他猛灌了一口散装白酒,那张被太阳晒得黝黑的脸上全是满足:
“安逸!硬是安逸!赢娃,你老汉儿这辈子除了当年喝喜酒,就没吃过这么巴适的味道!这鸭郡脆得跟蹦豆似的!”
曾雪琴吃得斯文些,但筷子也没停过。她夹起一块裹满红油的土豆片,一边嚼一边感叹:
“确实香!比镇上卤肉馆的味儿还正!赢娃,你给妈交个底,这手艺到底是跟哪个学的?咱家祖上三代贫农,可没出过厨神啊!”
面对父母探究的目光,王赢淡定地放下筷子。
“妈,记得我初中同学刘洋不?家里挺有钱那个。”王赢脸不红心不跳地瞎编,“他家在洛水镇开了个串串店,生意火爆。暑假我去玩,正好碰上他们炒料。
“我这人脑瓜子灵光,在旁边打下手看了一遍,就把配方和火候记下来了。今天这就是照葫芦画瓢,没想到还真成了!”
这番话半真半假,逻辑严密。王建国夫妇听得连连点头,深信不疑。在他们眼里,自家儿子是读书人,学东西快那是应该的。
“原来是这样啊!”曾雪琴恍然大悟,眼里流露出一丝羡慕,“人家开店生意那么好,肯定赚了不少钱吧……”
王赢眼睛一亮,等的就是这句话!
他擦了擦嘴,神色突然变得严肃,目光灼灼地盯着父母:
“爸,妈,既然你们都觉得这味道好,那我问你们——
“咱们这锅串串,要是拿出去卖,有没有人买?”
“那必须有人买啊!这么好吃,鬼才不买!”王建国大嗓门一吼,斩钉截铁。
“那不就结了!”
王赢猛地一拍大腿,站起身来,像个即将出征的将军,开始了他的“路演”。
“爸,妈,我想通了。光靠你们在地里刨食,这辈子都翻不了身!
“所以我决定,咱们也要进城开店!名字我都想好了,就叫‘赢娃串串香’!
“凭这独一份的味道,再加上我的脑子,我敢打包票——一天赚个一两百,跟玩儿似的!”
“一……一天一两百?!”
这个数字像一道惊雷,瞬间把两口子震懵了。
在2000年,普通工人月薪才四五百。一天一两百?那一个月岂不是好几千?!这对于他们来说简直是天文数字!

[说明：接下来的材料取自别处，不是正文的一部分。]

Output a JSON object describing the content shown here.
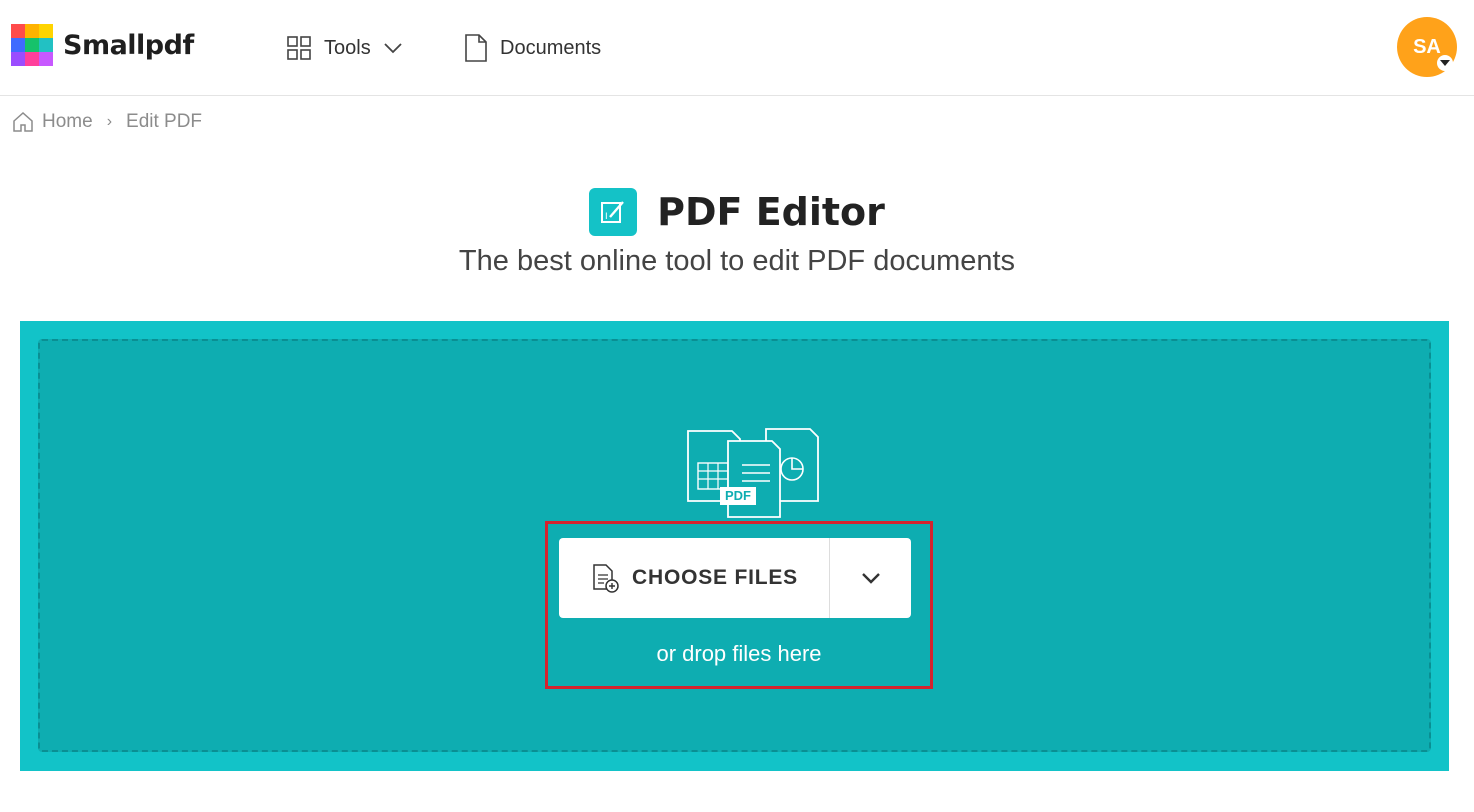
{
  "header": {
    "logo_text": "Smallpdf",
    "nav": {
      "tools_label": "Tools",
      "documents_label": "Documents"
    },
    "avatar_initials": "SA"
  },
  "breadcrumb": {
    "home_label": "Home",
    "separator": "›",
    "current_label": "Edit PDF"
  },
  "page": {
    "title": "PDF Editor",
    "subtitle": "The best online tool to edit PDF documents"
  },
  "dropzone": {
    "illustration_badge": "PDF",
    "choose_files_label": "CHOOSE FILES",
    "drop_hint": "or drop files here"
  },
  "colors": {
    "accent": "#14c2c7",
    "dropzone_inner": "#0eadb1",
    "avatar": "#ffa21a",
    "highlight": "#d3232e"
  },
  "icons": {
    "logo": "smallpdf-logo-grid",
    "tools": "grid-icon",
    "tools_caret": "chevron-down-icon",
    "documents": "document-icon",
    "home": "home-icon",
    "title": "edit-pdf-icon",
    "choose_files": "file-add-icon",
    "dropdown": "chevron-down-icon"
  }
}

“赢娃……你莫不是发烧说胡话哦?”曾雪琴伸手想摸儿子的额头。
“妈!这就是生意的奥秘!”
王赢握住母亲的手,眼神坚定:
“民以食为天!一毛五一串,只要人流量起来了,那就是在捡钱!”
被儿子这么一算,两口子的呼吸都变得粗重起来。那是对摆脱贫穷的极度渴望。
然而,短暂的激动后,现实的冷水泼了下来。
王建国猛吸了一口烟,眉头皱成川字:
“赢娃,赚钱当然好。但是……咱们家哪来的本钱啊?
“进城开店,房租、装修、锅碗瓢盆……哪样不要钱?咱家除了后院那些鸡鸭,还有啥?”
钱,永远是穷人最大的拦路虎。
堂屋里的气氛瞬间冷了下来。曾雪琴也低下了头,搓着衣角,一脸愁苦。
王赢看着父母那副被生活压弯了腰的模样,心里一阵酸楚,但他知道绝不能退缩。
“没钱就借!”
他的声音不大,却透着股狠劲。
“借?”王建国苦笑,“找谁借?亲戚朋友谁不知道咱们穷?躲都来不及!”
“有!”
王赢目光炯炯:
“爸,你去找大伯!他是老师,吃皇粮的,几千块钱肯定拿得出来。。
“妈,你明天去省城找幺姨!幺姨父做生意那么大,几千块对他们来说就是毛毛雨!”
两口子一听要借钱,顿时像霜打的茄子,蔫了。
穷人的自尊心,往往比命还重。让他们去求人,比杀了他们还难受。
“这……不好吧?”王建国一脸为难,“万一亏了,咱们拿啥还?那不是坑了亲戚吗?”
“就是啊赢娃,”曾雪琴也打退堂鼓,“做生意有风险,咱们输不起啊……要不还是算了吧?让你爸多去工地跑跑,我也多喂两头猪,总能把学费凑齐的。”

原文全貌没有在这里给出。